After a long wait, OpenAI (https://openai.com/) has finally released the new GPT-4 model - a major update to the core structure behind the popular ChatGPT system, as well as the GPT-3.5 API. There's a lot going on in the new GPT-4 release.

Based on early examples, API documentation, and code samples provided by OpenAI, here are the key things to know about the project:

The project is multimodal. What does it mean?

Before the release of GPT-4, there was a lot of speculation about whether the project would remain a text-only model like ChatGPT, or become multi-modal. Multimodal models are capable of handling a wide range of media types, both output and input, from text to images and ultimately video.

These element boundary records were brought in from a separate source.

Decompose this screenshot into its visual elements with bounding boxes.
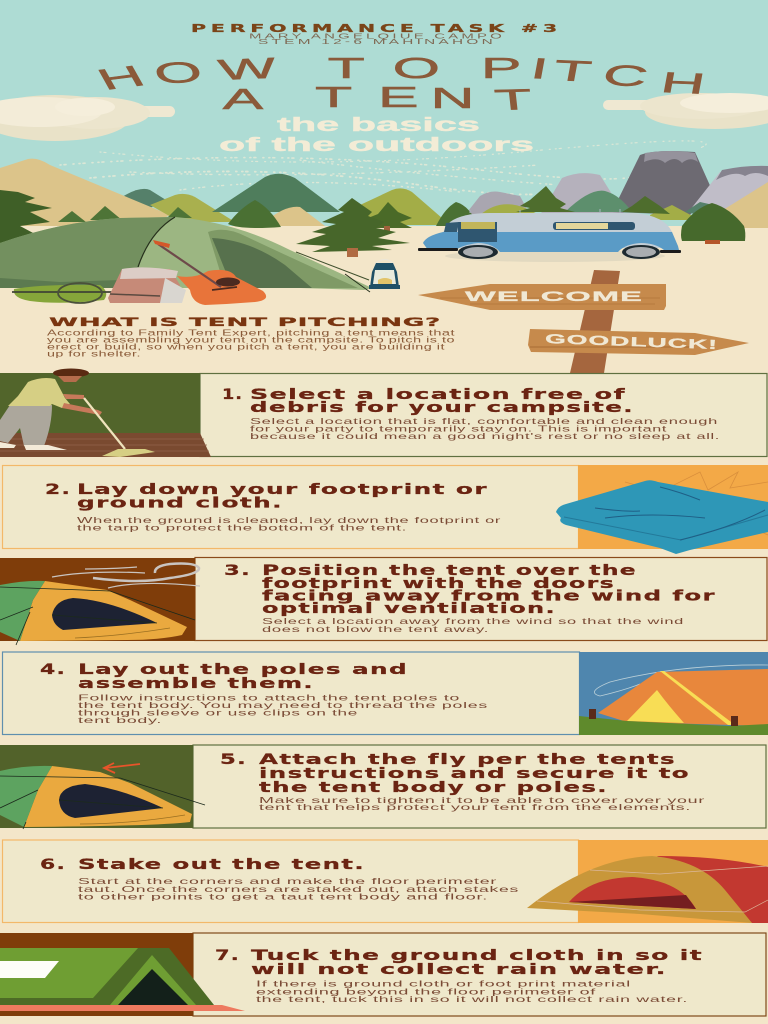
step 1 heading [250,387,634,416]
step 7 heading: Tuck the ground cloth in so it [251,948,703,964]
step 4 panel [2,652,768,735]
step 2 body: the tarp to protect the bottom of the tent. [77,522,407,532]
pine trees and bushes [0,186,745,257]
step 4 body [78,692,488,725]
step 4 heading [78,662,408,692]
step 2 panel [2,465,768,554]
sand ground background [0,226,768,1024]
step 7 illustration: green tent on mat [0,933,245,1016]
subtitle: the basics of the outdoors: the basics [277,115,480,136]
step 6 body: taut. Once the corners are staked out, attach stakes [78,884,519,894]
main green tent [0,217,372,292]
step 6 body: to other points to get a taut tent body and floor. [78,892,488,902]
step 2 body: When the ground is cleaned, lay down the footprint or [77,515,501,525]
step 3 illustration: tent in wind [0,558,200,645]
step 5 body: tent that helps protect your tent from the elements. [259,802,691,812]
step 1 panel [0,368,767,457]
step 4 body: Follow instructions to attach the tent poles to [78,692,460,702]
step 7 heading: will not collect rain water. [251,962,667,978]
step 7 body: the tent, tuck this in so it will not collect rain water. [256,994,688,1004]
step 3 panel [0,558,767,645]
step 1 body: for your party to temporarily stay on. This is important [250,424,668,434]
step 5 heading: instructions and secure it to [259,766,690,782]
what is tent pitching text: According to Family Tent Expert, pitching a tent means that [47,328,456,338]
subtitle: the basics of the outdoors: of the outdoors [219,135,534,156]
header: performance task: MARY ANGELQIUE CAMPO [249,34,505,40]
step 5 heading [259,752,690,796]
goodluck sign: GOODLUCK! [545,331,718,352]
step 6 illustration: red dome tent [527,840,768,923]
step 2 heading [77,482,488,512]
step 3 body: Select a location away from the wind so that the wind [262,616,684,626]
step 4 number: 4. [40,662,66,678]
step 5 number: 5. [220,752,247,768]
step 2 heading: Lay down your footprint or [77,482,488,498]
step 5 heading: the tent body or poles. [259,780,608,796]
step 2 body [77,515,501,532]
step 3 heading: optimal ventilation. [262,601,556,617]
lantern [369,260,400,289]
header: performance task [191,23,562,46]
title: how to pitch a tent: ATENT [223,81,533,117]
step 3 heading: Position the tent over the [262,563,637,579]
header: performance task: PERFORMANCE TASK #3 [191,23,562,35]
step 5 body: Make sure to tighten it to be able to cover over your [259,795,705,805]
sky speckles [60,141,706,194]
step 4 body: tent body. [78,715,162,725]
step 7 number: 7. [215,948,240,964]
welcome sign [418,284,666,310]
welcome sign: WELCOME [465,288,643,304]
step 5 panel [0,745,766,829]
step 7 body: If there is ground cloth or foot print material [256,978,631,988]
step 6 number: 6. [40,857,66,873]
step 7 panel [0,933,766,1016]
sky background [0,0,768,235]
step 5 heading: Attach the fly per the tents [259,752,676,768]
step 7 body [256,978,688,1004]
camper van [418,209,681,262]
step 2 number: 2. [45,482,71,498]
what is tent pitching heading: WHAT IS TENT PITCHING? [49,315,441,329]
step 6 body: Start at the corners and make the floor perimeter [78,876,497,886]
guitar [153,240,266,305]
what is tent pitching text: up for shelter. [47,348,141,358]
step 1 illustration: person sweeping [0,368,211,457]
step 5 body [259,795,705,812]
step 1 heading: debris for your campsite. [250,400,634,416]
step 3 number: 3. [224,563,251,579]
step 7 heading [251,948,703,978]
step 6 panel [2,840,768,923]
step 2 heading: ground cloth. [77,496,283,512]
mountains [0,151,768,228]
step 1 body: Select a location that is flat, comfortable and clean enough [250,416,718,426]
backpack [108,267,186,303]
title: how to pitch a tent: HOWTOPITCH [91,52,708,100]
header: performance task: STEM 12-6 MAHINAHON [258,39,496,46]
cloud right [603,93,768,129]
step 3 heading: facing away from the wind for [262,588,716,604]
goodluck sign [528,329,749,355]
step 2 illustration: blanket [556,465,768,554]
step 4 heading: Lay out the poles and [78,662,408,678]
step 7 body: extending beyond the floor perimeter of [256,986,597,996]
step 1 heading: Select a location free of [250,387,626,403]
subtitle: the basics of the outdoors [219,115,534,156]
step 3 heading [262,563,716,617]
what is tent pitching text: you are assembling your tent on the campsite. To pitch is to [47,334,455,344]
step 4 heading: assemble them. [78,676,314,692]
wooden signpost [418,270,749,373]
step 4 illustration: orange tent [579,652,768,735]
what is tent pitching text: erect or build, so when you pitch a tent, you are building it [47,342,446,352]
sleeping bag [12,283,120,303]
step 1 body [250,416,720,441]
step 4 body: the tent body. You may need to thread the poles [78,700,488,710]
step 1 number: 1. [222,387,243,403]
step 4 body: through sleeve or use clips on the [78,708,358,718]
step 6 heading: Stake out the tent. [78,857,365,873]
step 3 body [262,616,684,634]
what is tent pitching text [47,328,456,358]
step 3 heading: footprint with the doors [262,576,615,592]
step 1 body: because it could mean a good night's rest or no sleep at all. [250,431,720,441]
step 3 body: does not blow the tent away. [262,624,489,634]
step 5 illustration: tent with arrow [0,745,205,829]
cloud left [0,95,175,141]
step 6 body [78,876,519,902]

Currently, GPT-4 supports both input and output images. Initially, this capability is only available to one third-party company that is helping OpenAI test image processing. As the system becomes faster, images as input will be available to more users.

But OpenAI has some examples of how this could end up working. One example includes a photo of eggs and flour with a cooking-related query. GPT-4 recommends recipes that can be made with the ingredients shown in the photo. The model can also be used to create image captions or write amazing alt text for images on websites. The video is not yet available, but it will likely appear since GPT-4 is multimodal.

OpenAI will provide API access to the new model almost immediately. Many companies already integrate with existing APIs from OpenAI, so migrating to GPT-4 is easy. By default, GPT-4 can handle 8,000 tokens, which is about 50 pages of text.

Processing more data will allow the system to process many more instructions, write longer articles, and perhaps even write very long documents or full-length works of literature. The evolution of neural networks is happening literally by leaps and bounds, and in the near future we will see repeated updates.